1/700艦艇模型のマスト金属線化の工作例

  実際の例として0.35mmの太さの銅線を、ゴム系接着剤G50(コニシ)で組み立てた例です。

1/700艦艇模型のマスト
金属線化の工作例
1/700艦艇模型のマスト
金属線化の工作例

 フジミの空母信濃のマストです。スナップキット(接着剤不要)の艦NEXTシリーズなので強度確保のためマストが太めになっています。金属線にした場合の精密度アップの状況がお判りいただけると思います。

1/700艦艇模型のマスト
金属線化の工作例
航空母艦
信濃

 これも同じくフジミの信濃(艦NEXTシリーズ)のキットです。金属線ならではの精密感が出せます。塗装時にも本サイトで多用している溶剤系のスプレー塗装であれば問題は出ません。

1/700艦艇模型のマスト
金属線化の工作例
駆逐艦 大潮
マスト交換例1 駆逐艦大潮 マストに0.4mm銅線を使用。もう少し細い線の方が良かったです。
1/700艦艇模型のマスト
金属線化の工作例
航空母艦
信濃
マスト交換例2 空母信濃のマスト 0.35mm銅線を使用 
1/700艦艇模型のマスト
金属線化の工作例
航空母艦
信濃
金属線使用の効果が解るようキット付属のプラスチックのマストを比較用に前方に並べました。
1/700艦艇模型のマスト
金属線化の工作例
航空母艦
信濃
マスト交換例3 空母信濃のマスト 0.35mm銅線を使用 

マストの部分金属化

 マストを全て金属線化するのではなく、部分的に金属線に交換すると最小限の手間でそれなりの効果が得られます。マスト先端部分が太すぎると違和感でますが、マスト基部は太くても気になりにくいためです。駆逐艦の大戦後期型や、巡洋艦以上の大きさの艦のマストトップ部分にこの方法が使えます。
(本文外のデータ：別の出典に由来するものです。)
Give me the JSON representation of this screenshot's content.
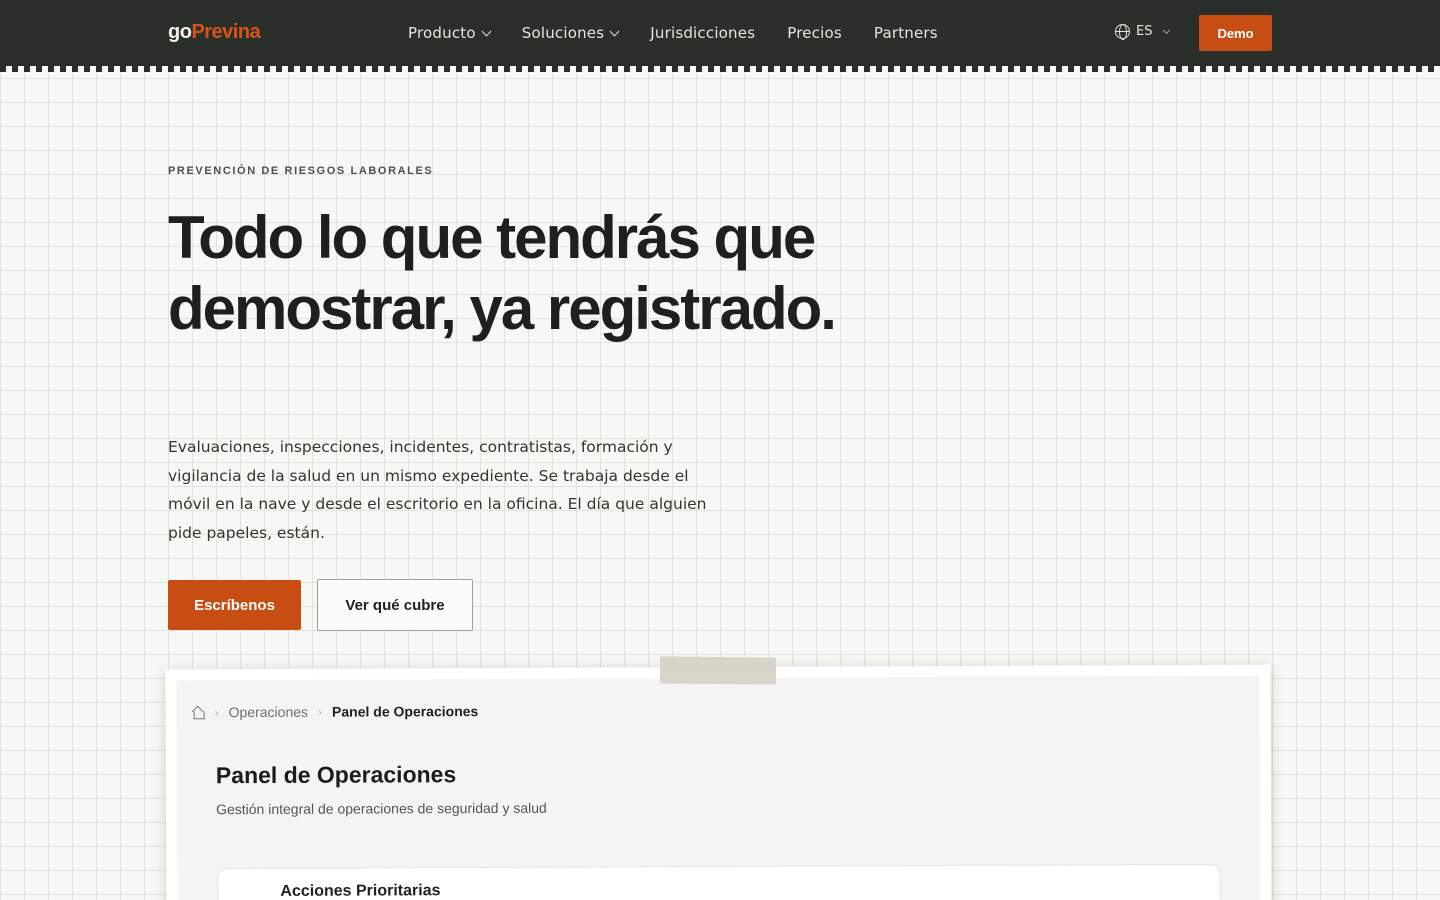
{
  "nav": {
    "logo_go": "go",
    "logo_brand": "Previna",
    "links": [
      {
        "label": "Producto"
      },
      {
        "label": "Soluciones"
      },
      {
        "label": "Jurisdicciones"
      },
      {
        "label": "Precios"
      },
      {
        "label": "Partners"
      }
    ],
    "language": "ES",
    "demo_label": "Demo"
  },
  "hero": {
    "eyebrow": "PREVENCIÓN DE RIESGOS LABORALES",
    "headline": "Todo lo que tendrás que demostrar, ya registrado.",
    "lede": "Evaluaciones, inspecciones, incidentes, contratistas, formación y vigilancia de la salud en un mismo expediente. Se trabaja desde el móvil en la nave y desde el escritorio en la oficina. El día que alguien pide papeles, están.",
    "primary_cta": "Escríbenos",
    "secondary_cta": "Ver qué cubre"
  },
  "preview": {
    "breadcrumb": [
      "Operaciones",
      "Panel de Operaciones"
    ],
    "title": "Panel de Operaciones",
    "subtitle": "Gestión integral de operaciones de seguridad y salud",
    "section_title": "Acciones Prioritarias"
  },
  "colors": {
    "nav_bg": "#2a2f29",
    "accent": "#c84d13",
    "page_bg": "#f7f7f3"
  }
}
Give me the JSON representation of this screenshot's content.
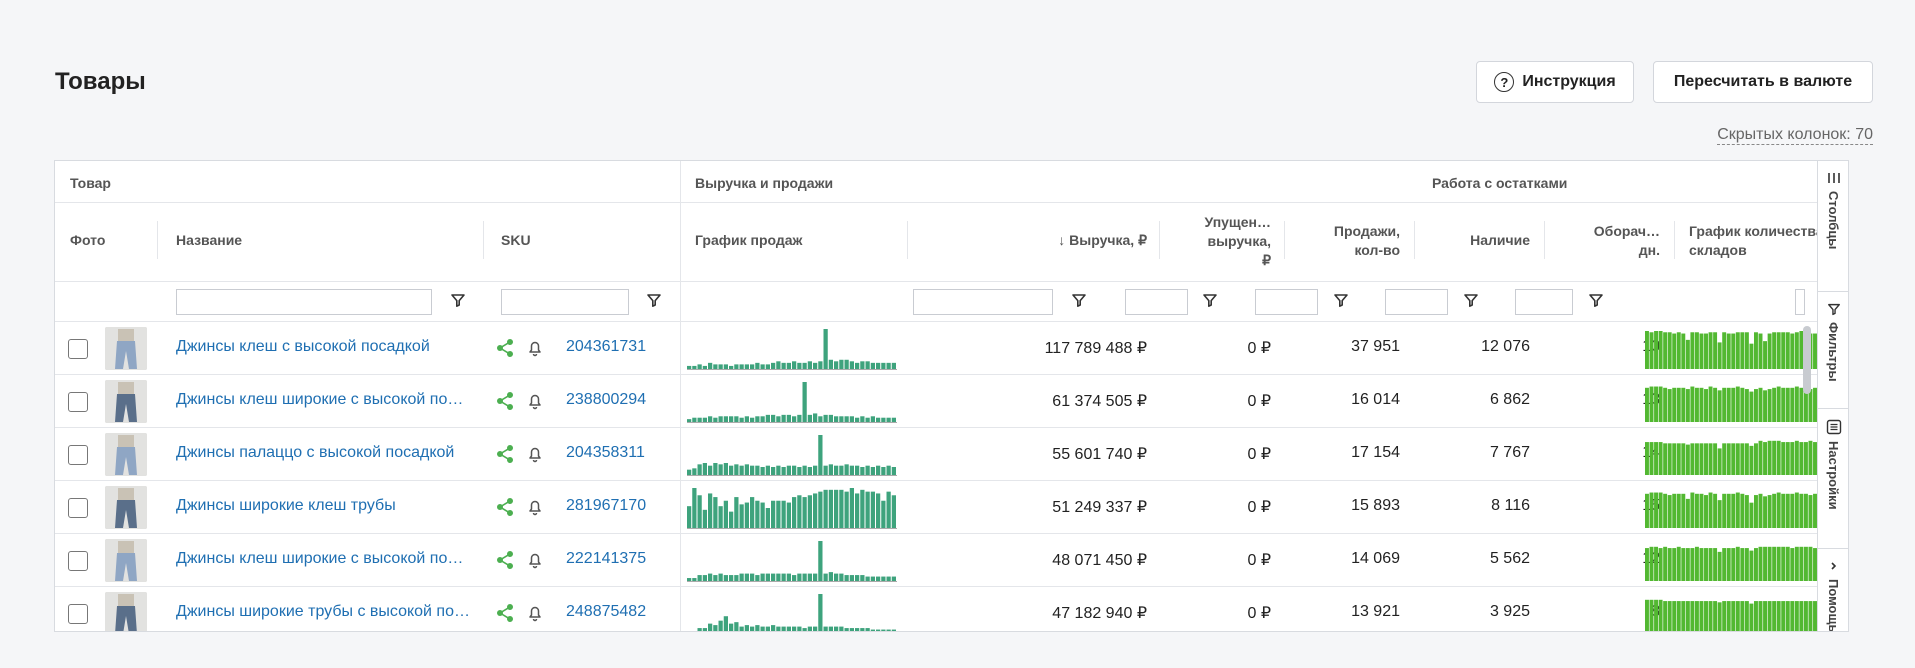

 写真はフジミの時雨(白露型駆逐艦)での変更例です。マスト基部の3脚部分はそのままで、上端部のみ金属線に変更しました。細い方が格好いいと思う所のみ金属で、それ以外の部分はプラのままなので通常の接着剤を使ってラクに組み立てられます。

1/700艦艇模型のマスト
金属線化の工作例
白露型駆逐艦
左)キット、右)上部のみ金属線にしたマスト
1/700艦艇模型のマスト
金属線化の工作例
白露型駆逐艦
駆逐艦時雨(フジミ)

 写真は重巡洋艦愛宕での変更例です。前部マストでは左右の張り出し部分のみ、後部マストでは後部マストの上部のみ変更しています。

1/700艦艇模型のマスト
金属線化の工作例
重巡洋艦愛宕
重巡洋艦愛宕(フジミ)
1/700艦艇模型のマスト
金属線化の工作例
重巡洋艦愛宕
重巡洋艦愛宕(フジミ)
1/700艦艇模型のマスト
金属線化の工作例
重巡洋艦衣笠
重巡洋艦衣笠(ハセガワ)

 1/700艦艇模型でのマストの金属線化は、最初はハードル高く感じるかもしれません。しかし材料も安価な上意外と簡単で、手間の割には1/700艦艇模型のリアル度upの効果大です。気に入ったら是非試してみてください。